Yesterday's Post-Gazette ran an optimistic story about downtown's new condo building. It includes this familiar--and frustratingly vague--statement about who will live there:
Mr. Falbo is hoping to build off the success of 151 First Side, Downtown's first new condominium building since 1968. He has sold 62 of 82 units in the high rise, with the bulk running from $350,000 to $450,000. About 23 buyers have moved into the building so far. Forty percent of all buyers have been from out of town.
Seeing that so many of the downtown projects are receiving public support, it helps to know these statistics. But the "40 percent of all buyers" figure is to squishy to tell us anything. What does "out of town" mean? Does "town" mean "region," or "city limits"? Moreover, the percentage of "buyers" is less important than the percentage of actual "residents." If some speculator from Upper Topeka buys eight condos and rents them out to a bunch of guys who currently live in Shadyside, that doesn't do the city a whole lot of good in terms of new people or new taxes or vitality, etc.

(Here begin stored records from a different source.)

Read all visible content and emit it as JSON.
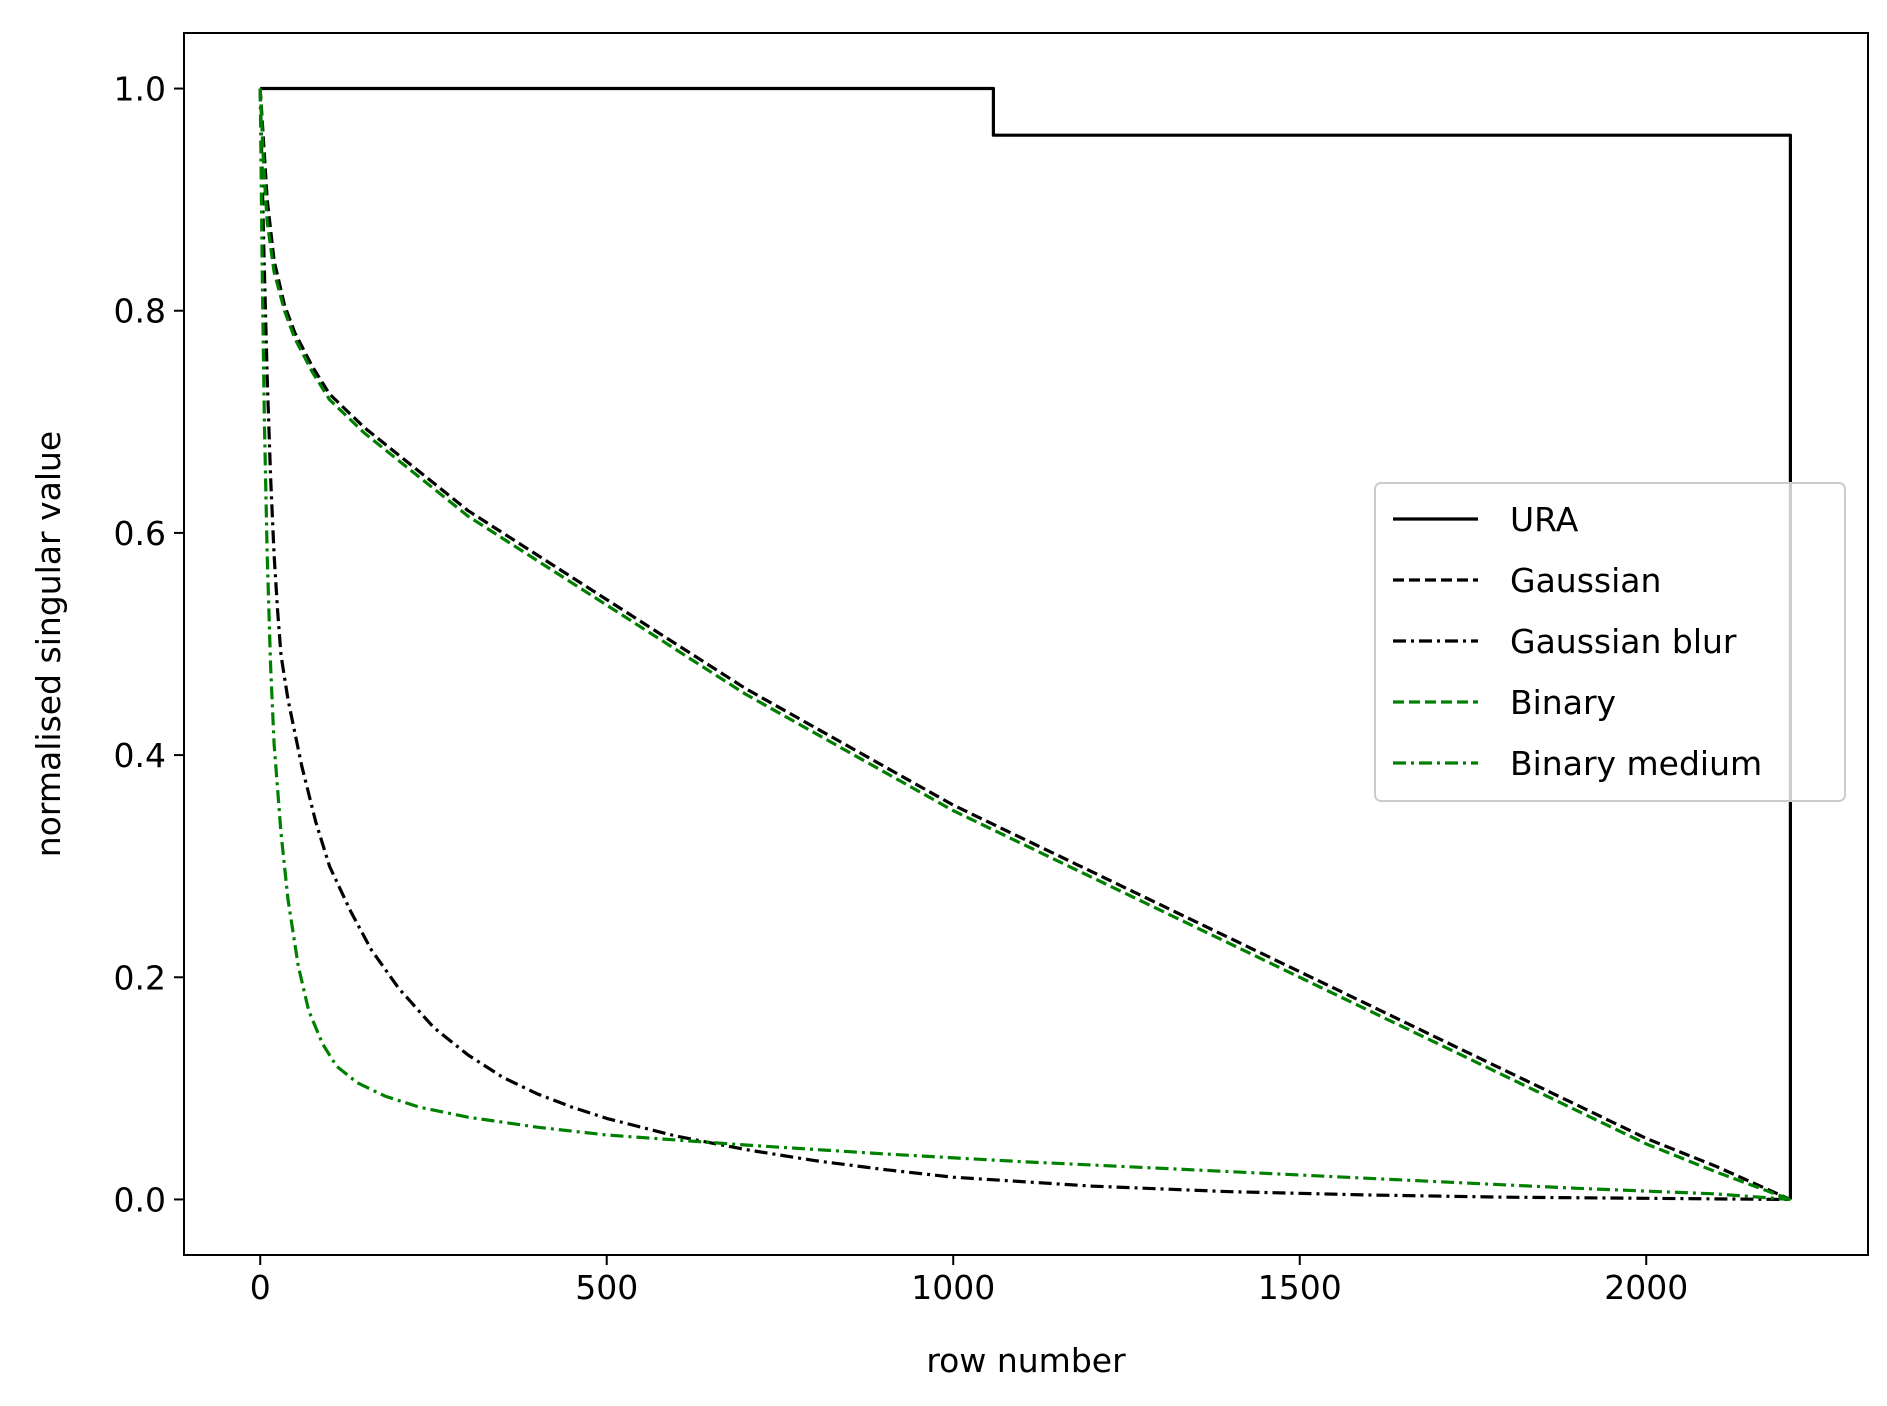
{
  "chart_data": {
    "type": "line",
    "title": "",
    "xlabel": "row number",
    "ylabel": "normalised singular value",
    "xlim": [
      -110,
      2320
    ],
    "ylim": [
      -0.05,
      1.05
    ],
    "xticks": [
      0,
      500,
      1000,
      1500,
      2000
    ],
    "xtick_labels": [
      "0",
      "500",
      "1000",
      "1500",
      "2000"
    ],
    "yticks": [
      0.0,
      0.2,
      0.4,
      0.6,
      0.8,
      1.0
    ],
    "ytick_labels": [
      "0.0",
      "0.2",
      "0.4",
      "0.6",
      "0.8",
      "1.0"
    ],
    "grid": false,
    "legend_position": "center-right",
    "series": [
      {
        "name": "URA",
        "color": "#000000",
        "style": "solid",
        "x": [
          0,
          1058,
          1058,
          2208,
          2208
        ],
        "y": [
          1.0,
          1.0,
          0.958,
          0.958,
          0.0
        ]
      },
      {
        "name": "Gaussian",
        "color": "#000000",
        "style": "dashed",
        "x": [
          0,
          5,
          10,
          20,
          35,
          50,
          75,
          100,
          150,
          200,
          250,
          300,
          400,
          500,
          600,
          700,
          800,
          900,
          1000,
          1100,
          1200,
          1300,
          1400,
          1500,
          1600,
          1700,
          1800,
          1900,
          2000,
          2100,
          2208
        ],
        "y": [
          1.0,
          0.95,
          0.9,
          0.845,
          0.805,
          0.78,
          0.75,
          0.725,
          0.695,
          0.67,
          0.645,
          0.62,
          0.58,
          0.54,
          0.5,
          0.46,
          0.425,
          0.39,
          0.355,
          0.325,
          0.295,
          0.265,
          0.235,
          0.205,
          0.175,
          0.145,
          0.115,
          0.085,
          0.055,
          0.03,
          0.0
        ]
      },
      {
        "name": "Gaussian blur",
        "color": "#000000",
        "style": "dashdot",
        "x": [
          0,
          5,
          10,
          15,
          20,
          25,
          30,
          40,
          50,
          60,
          80,
          100,
          130,
          160,
          200,
          250,
          300,
          350,
          400,
          450,
          500,
          600,
          700,
          800,
          900,
          1000,
          1200,
          1400,
          1600,
          1800,
          2000,
          2208
        ],
        "y": [
          1.0,
          0.86,
          0.74,
          0.65,
          0.58,
          0.53,
          0.49,
          0.45,
          0.42,
          0.39,
          0.34,
          0.3,
          0.26,
          0.225,
          0.19,
          0.155,
          0.13,
          0.11,
          0.095,
          0.083,
          0.073,
          0.057,
          0.045,
          0.035,
          0.027,
          0.02,
          0.012,
          0.007,
          0.004,
          0.002,
          0.001,
          0.0
        ]
      },
      {
        "name": "Binary",
        "color": "#008000",
        "style": "dashed",
        "x": [
          0,
          5,
          10,
          20,
          35,
          50,
          75,
          100,
          150,
          200,
          250,
          300,
          400,
          500,
          600,
          700,
          800,
          900,
          1000,
          1100,
          1200,
          1300,
          1400,
          1500,
          1600,
          1700,
          1800,
          1900,
          2000,
          2100,
          2208
        ],
        "y": [
          1.0,
          0.93,
          0.88,
          0.835,
          0.8,
          0.775,
          0.745,
          0.72,
          0.69,
          0.665,
          0.64,
          0.615,
          0.575,
          0.535,
          0.495,
          0.455,
          0.42,
          0.385,
          0.35,
          0.32,
          0.29,
          0.26,
          0.23,
          0.2,
          0.17,
          0.14,
          0.11,
          0.08,
          0.05,
          0.025,
          0.0
        ]
      },
      {
        "name": "Binary medium",
        "color": "#008000",
        "style": "dashdot",
        "x": [
          0,
          3,
          6,
          10,
          15,
          20,
          30,
          40,
          55,
          70,
          90,
          110,
          140,
          180,
          230,
          300,
          400,
          500,
          700,
          900,
          1100,
          1300,
          1500,
          1700,
          1900,
          2100,
          2208
        ],
        "y": [
          1.0,
          0.83,
          0.7,
          0.58,
          0.48,
          0.41,
          0.33,
          0.27,
          0.21,
          0.17,
          0.14,
          0.12,
          0.105,
          0.093,
          0.083,
          0.074,
          0.065,
          0.058,
          0.049,
          0.041,
          0.034,
          0.028,
          0.022,
          0.016,
          0.01,
          0.005,
          0.0
        ]
      }
    ]
  }
}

If you think that's quibbling, it's not. Other city's, such as Baltimore, have made serious efforts to define who is moving where. I mention one effort here:
New downtown residents are predominantly young, white and highly educated, with household incomes of $50,000 or more, the report found. Nearly three of every four come from out of state.
"The new residents are fairly different than what the Census shows for Baltimore City, but the downtown area is much different from other areas of Baltimore City," said Matthew Kachura, a research analyst for the Jacob France Institute at the University of Baltimore, which surveyed 470 new downtown residents.
I am sure Ralph Falbo is a nice fellow and an honest man. But it doesn't make sense to rely on him for these kinds of statistics. A clear assessment of what's happening downtown--and who should pay for it--requires an independent actor to do the asking. This is basic stuff: How many of the people moving downtown have simply moved there from other city neighborhoods?
Hello? Pittsburgh Post-Gazette? One of the universities?
Note that this is the first condo building in Pittsburgh since 1968. And tweaking Falbo's numbers reveals that a full 60 percent of all buyers are NOT from "out of town." Would an objective observer expect future condo developments to attract more out-of-towners or fewer? I am open to any explanation anyone is willing to offer. But I remain flabbergasted that nobody is asking any of these questions. These developers continue to promise that their projects draw a substantial interest from people in suburbia and even farther afield. But do they?
People ask in other places. Why not here? We are renowned for our "world-class development institutions" and "one of America's great newspapers." But all seem curiously un-curious in this regard.